Your head is on my stomach. I wish it was. I wish you were kissing it again. I’d give anything to have your hair fanned across me.
And we’re trying so hard not to fall asleep. I yearn for us to fall asleep together. To have one more chance with you. You blew it. It’s not my fault.
So here we are on this 18th floor balcony. I’m not at your office. I’m at some random place. The people at your office wouldn’t let me in. I cursed them. I cursed them good. I scared “Sheila”. Well, she deserved it. I found a random building that let me in. I went to the eighteenth floor. Here I am. Remember you. I believed you. Remember that.
I knew it from the start. You hurt me. You hurt me badly. I’m stuck. There’s no one here. I need someone to help me. I need someone to put me back together. No one walks through the door.

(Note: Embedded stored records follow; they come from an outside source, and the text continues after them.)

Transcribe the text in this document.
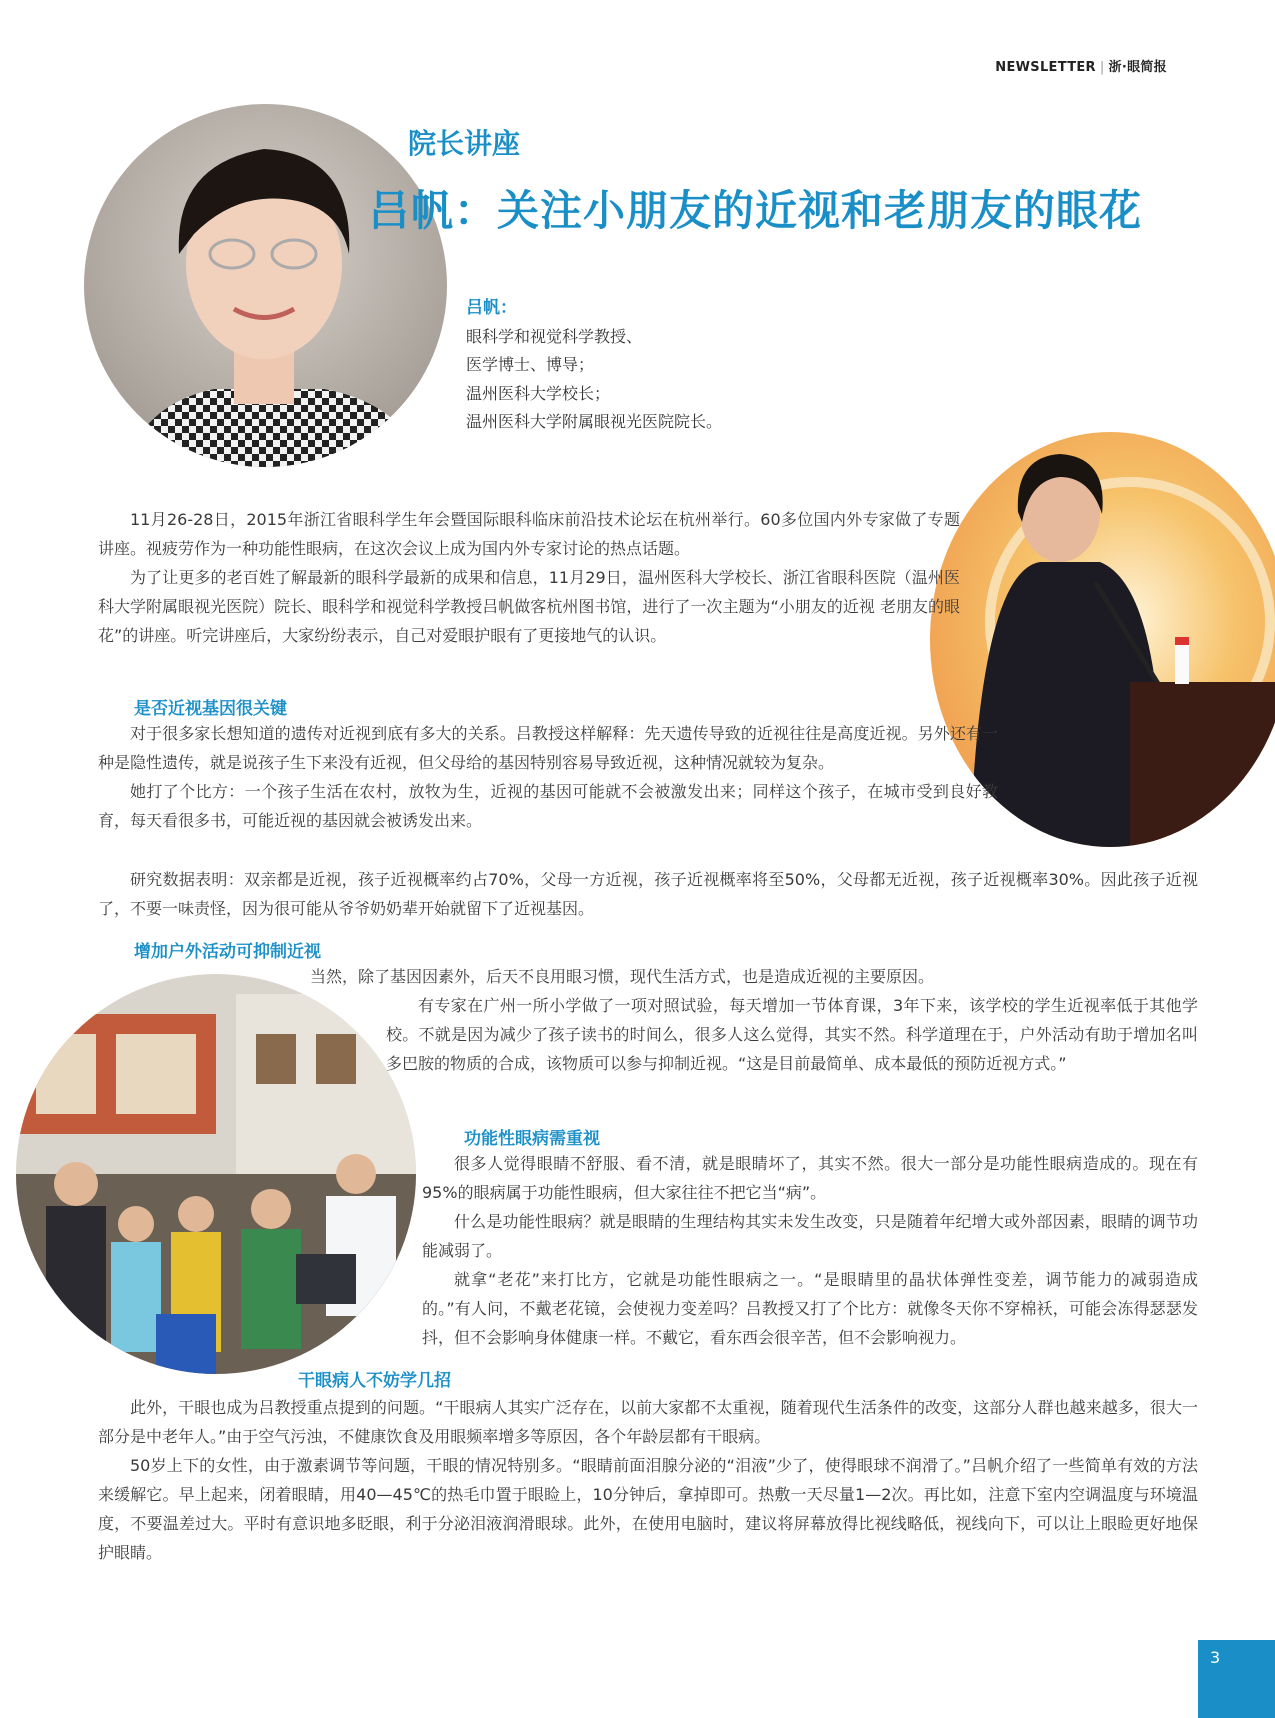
NEWSLETTER | 浙·眼简报
院长讲座
吕帆：关注小朋友的近视和老朋友的眼花
吕帆：
眼科学和视觉科学教授、
医学博士、博导；
温州医科大学校长；
温州医科大学附属眼视光医院院长。

11月26-28日，2015年浙江省眼科学生年会暨国际眼科临床前沿技术论坛在杭州举行。60多位国内外专家做了专题讲座。视疲劳作为一种功能性眼病，在这次会议上成为国内外专家讨论的热点话题。

为了让更多的老百姓了解最新的眼科学最新的成果和信息，11月29日，温州医科大学校长、浙江省眼科医院（温州医科大学附属眼视光医院）院长、眼科学和视觉科学教授吕帆做客杭州图书馆，进行了一次主题为“小朋友的近视 老朋友的眼花”的讲座。听完讲座后，大家纷纷表示，自己对爱眼护眼有了更接地气的认识。

是否近视基因很关键

对于很多家长想知道的遗传对近视到底有多大的关系。吕教授这样解释：先天遗传导致的近视往往是高度近视。另外还有一种是隐性遗传，就是说孩子生下来没有近视，但父母给的基因特别容易导致近视，这种情况就较为复杂。

她打了个比方：一个孩子生活在农村，放牧为生，近视的基因可能就不会被激发出来；同样这个孩子，在城市受到良好教育，每天看很多书，可能近视的基因就会被诱发出来。

研究数据表明：双亲都是近视，孩子近视概率约占70%，父母一方近视，孩子近视概率将至50%，父母都无近视，孩子近视概率30%。因此孩子近视了，不要一味责怪，因为很可能从爷爷奶奶辈开始就留下了近视基因。

增加户外活动可抑制近视

当然，除了基因因素外，后天不良用眼习惯，现代生活方式，也是造成近视的主要原因。

有专家在广州一所小学做了一项对照试验，每天增加一节体育课，3年下来，该学校的学生近视率低于其他学校。不就是因为减少了孩子读书的时间么，很多人这么觉得，其实不然。科学道理在于，户外活动有助于增加名叫多巴胺的物质的合成，该物质可以参与抑制近视。“这是目前最简单、成本最低的预防近视方式。”

功能性眼病需重视

很多人觉得眼睛不舒服、看不清，就是眼睛坏了，其实不然。很大一部分是功能性眼病造成的。现在有95%的眼病属于功能性眼病，但大家往往不把它当“病”。

什么是功能性眼病？就是眼睛的生理结构其实未发生改变，只是随着年纪增大或外部因素，眼睛的调节功能减弱了。

就拿“老花”来打比方，它就是功能性眼病之一。“是眼睛里的晶状体弹性变差，调节能力的减弱造成的。”有人问，不戴老花镜，会使视力变差吗？吕教授又打了个比方：就像冬天你不穿棉袄，可能会冻得瑟瑟发抖，但不会影响身体健康一样。不戴它，看东西会很辛苦，但不会影响视力。

干眼病人不妨学几招

此外，干眼也成为吕教授重点提到的问题。“干眼病人其实广泛存在，以前大家都不太重视，随着现代生活条件的改变，这部分人群也越来越多，很大一部分是中老年人。”由于空气污浊，不健康饮食及用眼频率增多等原因，各个年龄层都有干眼病。

50岁上下的女性，由于激素调节等问题，干眼的情况特别多。“眼睛前面泪腺分泌的“泪液”少了，使得眼球不润滑了。”吕帆介绍了一些简单有效的方法来缓解它。早上起来，闭着眼睛，用40—45℃的热毛巾置于眼睑上，10分钟后，拿掉即可。热敷一天尽量1—2次。再比如，注意下室内空调温度与环境温度，不要温差过大。平时有意识地多眨眼，利于分泌泪液润滑眼球。此外，在使用电脑时，建议将屏幕放得比视线略低，视线向下，可以让上眼睑更好地保护眼睛。

3
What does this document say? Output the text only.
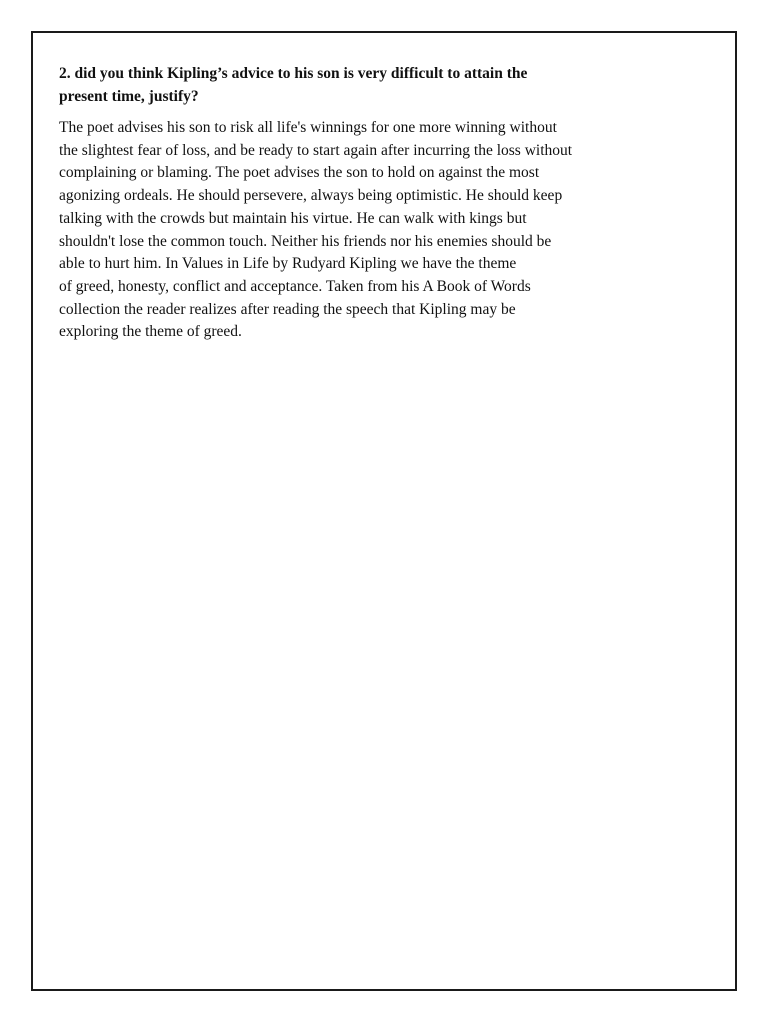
2. did you think Kipling’s advice to his son is very difficult to attain the
present time, justify?

The poet advises his son to risk all life's winnings for one more winning without
the slightest fear of loss, and be ready to start again after incurring the loss without
complaining or blaming. The poet advises the son to hold on against the most
agonizing ordeals. He should persevere, always being optimistic. He should keep
talking with the crowds but maintain his virtue. He can walk with kings but
shouldn't lose the common touch. Neither his friends nor his enemies should be
able to hurt him. In Values in Life by Rudyard Kipling we have the theme
of greed, honesty, conflict and acceptance. Taken from his A Book of Words
collection the reader realizes after reading the speech that Kipling may be
exploring the theme of greed.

My arms are open wide. I reach for the container. I open it. I stare at the contents. It scares me. I’m scared. You did this to me.
Your head is on my stomach. That’s all I want. You. With. Me. Can that happen? Nope. Because you’re not here with me. I can come to you though. I can come and it will only take seconds.
No, we’re not going to sleep. You’re already sleeping and I’m on my way. You should be happy. I hope you are because I’m finally giving in.
Here we are on this 18th floor balcony. I’m tired the eighteenth floor. It pisses me of. I hate eights and ones. I hate balconies. I hate everything. It’s your fault.
Flying away. I grab the rope and pull down to make sure it’s sturdy. It seems sturdy. I smile my last smile. I stand on the chair and then the next. I look at the ground beside me. I write this sentence. I drop the pen. I stare. I pray. I say,” Don’t forget me.” I kick my shoes off. I slip my head into the loop and just as I’m about to step of I whisper, “Are you happy? I love you, Ella Plowt, and now, I’m about to fly with you.”